In the course of the AIA New York Chapter year, we always look forward to spring especially, when a new crop of Design Awards winners, the Honors and Awards Luncheon, and spring exhibitions herald our annual celebration of design excellence.
The Design Awards have a new jury every year, so no two rounds of winners are ever alike. As usual, this year’s honored projects span typologies, scales, and continents, and showcase the incredible reach and talent of our design community. International projects feature in most year’s groups of winners, but this year we’re particularly reminded of the global nature of practice in New York. I can’t help but look at the mix of winning projects and make connections between them and other issues on our minds. This publication comes at a fraught time for the meaning and notion of international cooperation, collaboration, and interdependence, with rapidly changing foreign policy, a volatile trade environment, and economic and political uncertainty all around us.

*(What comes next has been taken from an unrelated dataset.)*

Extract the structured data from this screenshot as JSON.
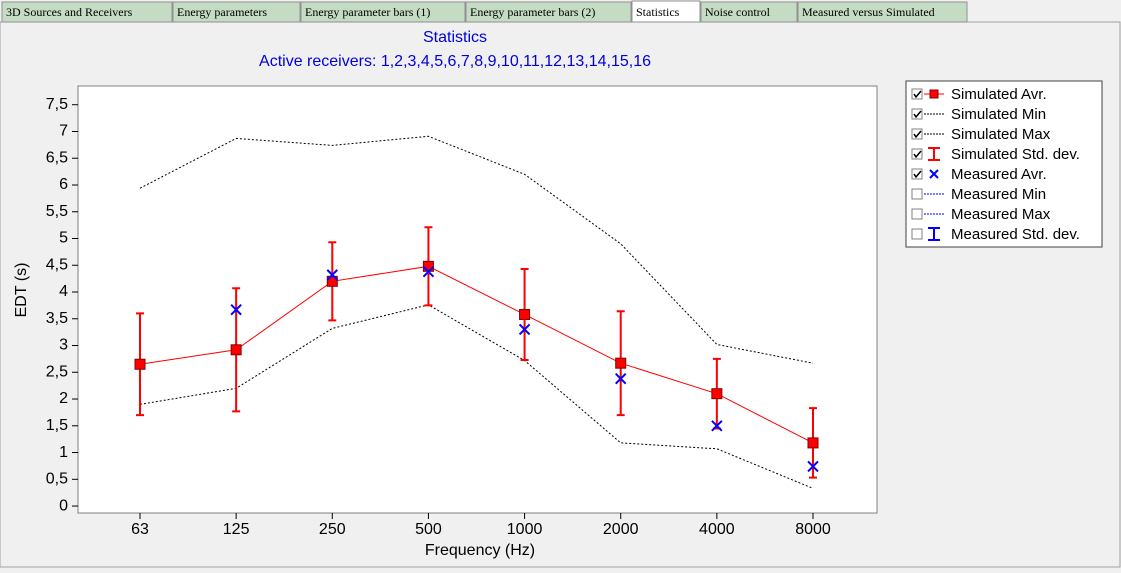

Our members are grappling with this uncertainty, trying to anticipate how the policy landscape may stop or slow projects, cause construction costs to skyrocket, jeopardize collaborations, and make practice more difficult in many other ways. None of us has the answers to these challenges or can perfectly anticipate what comes next. But as we have learned through many different troubling periods, it is at the intersection of creativity and community—where AIANY and the Center for Architecture do their most valuable work of convening—that we find the ideas and cooperation necessary to move forward.
And when it comes to convening, we have much work to do locally, even as we attempt to metabolize and respond to actions and declarations from the federal government. We are already speeding towards a primary election for mayor, to be held on Tuesday, June 24. As always, we encourage our members and colleagues to vote, and to connect with us and our advocacy resources to understand where candidates are on issues central to architectural practice. Congestion pricing, Local Law 97 implementation, procurement reform, the future of public space, the ongoing and dire need for more housing—these are all issues that AIANY continues to work in coalition with others to advance our goal of advocating for a just and sustainable city.
Architects, designers, and our collaborators here in New York are no strangers to shocking and challenging events that shift the ways we think, work, and build. Together we will meet this moment and push harder than ever to ensure that policymakers locally hear and value the knowledge and priorities of our community.